Composers: Mick
Jagger & Keith Richards
Recording date: December
1969 & April 1970
Recording location: Olympic
Sound Studios, London, England
Producer: Jimmy
Miller
Chief engineers:
Glyn
Johns & Andy Johns
Performed onstage: 1970-71,
1973, 1976, 1989-90, 1994-95, 1997-99, 2002-03, 2005-07, 2012-16, 2018
Probable line-up:
Drums: Charlie
Watts
Bass: Bill
Wyman
Acoustic guitars: Mick
Jagger & Keith Richards
Electric guitars: Keith
Richards & Mick Taylor (incl. solo)
Lead vocal: Mick
Jagger
Background vocals: Mick
Jagger & Keith Richards
Piano: Ian
Stewart
TrackTalk
Dead Flowers was all written before (we recorded it). I'd played it a hundred times at home.
It's a sort of joke. Yeah, it's probably a
down lyric but it's done in an upbeat way; a vulnerable song done in an
invulnerable way (laughs). It's a pretty straight country tune. I wrote
it very quickly.... Mick Taylor, he sounds like a real old country
player, with all these pulls and things. I like doing it really fast.
The rest of the band always complain it's too fast, but that's the way
I like doing it.
I used a brown Gibson ES-345 for Dead Flowers
...
I love country music, but I find it very hard
to take it seriously. I also think a lot of country music is sung with
the tongue in cheek, so I do it tongue in cheek. The harmonic thing is
very different from the blues. It doesn't bend notes in the same way, so
I suppose it's very English, really. Even though it's been very Americanized,
it feels very close to me, to my roots, so to speak.

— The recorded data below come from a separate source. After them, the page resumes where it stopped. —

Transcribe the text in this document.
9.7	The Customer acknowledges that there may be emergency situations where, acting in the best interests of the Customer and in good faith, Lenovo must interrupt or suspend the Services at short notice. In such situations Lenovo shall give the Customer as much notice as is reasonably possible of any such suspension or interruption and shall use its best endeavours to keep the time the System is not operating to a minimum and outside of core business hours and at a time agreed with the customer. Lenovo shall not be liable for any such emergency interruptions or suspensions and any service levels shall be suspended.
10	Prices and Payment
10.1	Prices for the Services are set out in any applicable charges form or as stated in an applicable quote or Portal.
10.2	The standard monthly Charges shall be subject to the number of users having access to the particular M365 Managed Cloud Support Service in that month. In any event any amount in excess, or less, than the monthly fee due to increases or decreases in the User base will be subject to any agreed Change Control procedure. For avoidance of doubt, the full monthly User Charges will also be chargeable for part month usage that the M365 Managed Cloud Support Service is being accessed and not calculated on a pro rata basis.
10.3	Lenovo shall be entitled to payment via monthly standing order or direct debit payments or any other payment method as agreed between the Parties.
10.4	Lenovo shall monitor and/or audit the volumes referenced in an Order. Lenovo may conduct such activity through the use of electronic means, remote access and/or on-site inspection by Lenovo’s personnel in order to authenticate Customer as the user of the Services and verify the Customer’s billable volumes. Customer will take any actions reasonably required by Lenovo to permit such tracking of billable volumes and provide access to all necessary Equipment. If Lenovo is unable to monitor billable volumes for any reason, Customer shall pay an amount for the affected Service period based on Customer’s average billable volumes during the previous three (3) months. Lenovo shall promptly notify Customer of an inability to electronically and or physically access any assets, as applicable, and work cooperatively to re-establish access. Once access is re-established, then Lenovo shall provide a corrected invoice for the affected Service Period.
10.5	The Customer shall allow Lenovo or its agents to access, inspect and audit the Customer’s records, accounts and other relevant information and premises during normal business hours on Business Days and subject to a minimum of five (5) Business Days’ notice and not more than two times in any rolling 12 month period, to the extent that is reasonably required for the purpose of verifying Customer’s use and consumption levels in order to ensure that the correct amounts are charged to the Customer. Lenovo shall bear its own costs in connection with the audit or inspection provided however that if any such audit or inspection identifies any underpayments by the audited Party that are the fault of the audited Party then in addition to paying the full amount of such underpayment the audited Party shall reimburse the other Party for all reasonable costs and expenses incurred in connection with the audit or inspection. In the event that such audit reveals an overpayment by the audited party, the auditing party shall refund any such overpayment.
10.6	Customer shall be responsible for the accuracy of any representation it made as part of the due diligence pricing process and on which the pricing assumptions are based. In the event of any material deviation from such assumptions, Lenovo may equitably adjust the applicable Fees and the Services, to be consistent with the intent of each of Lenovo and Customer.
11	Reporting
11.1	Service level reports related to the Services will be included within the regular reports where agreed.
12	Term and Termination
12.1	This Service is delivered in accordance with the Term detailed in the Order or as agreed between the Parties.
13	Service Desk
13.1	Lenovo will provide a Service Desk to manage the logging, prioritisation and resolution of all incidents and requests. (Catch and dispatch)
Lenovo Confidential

The "country" songs we recorded later, like
Dead
Flowers on Sticky Fingers or Far Away Eyes on
Some
Girls, are slightly different (than our earlier ones). The actual music
is played completely straight, but it's me who's not going legit with the
whole thing, because I think I'm a blues singer not a country singer -
I think it's more suited to Keith's voice than mine.
I think some girl sent me a bunch of dead flowers, so I thought that was a good line.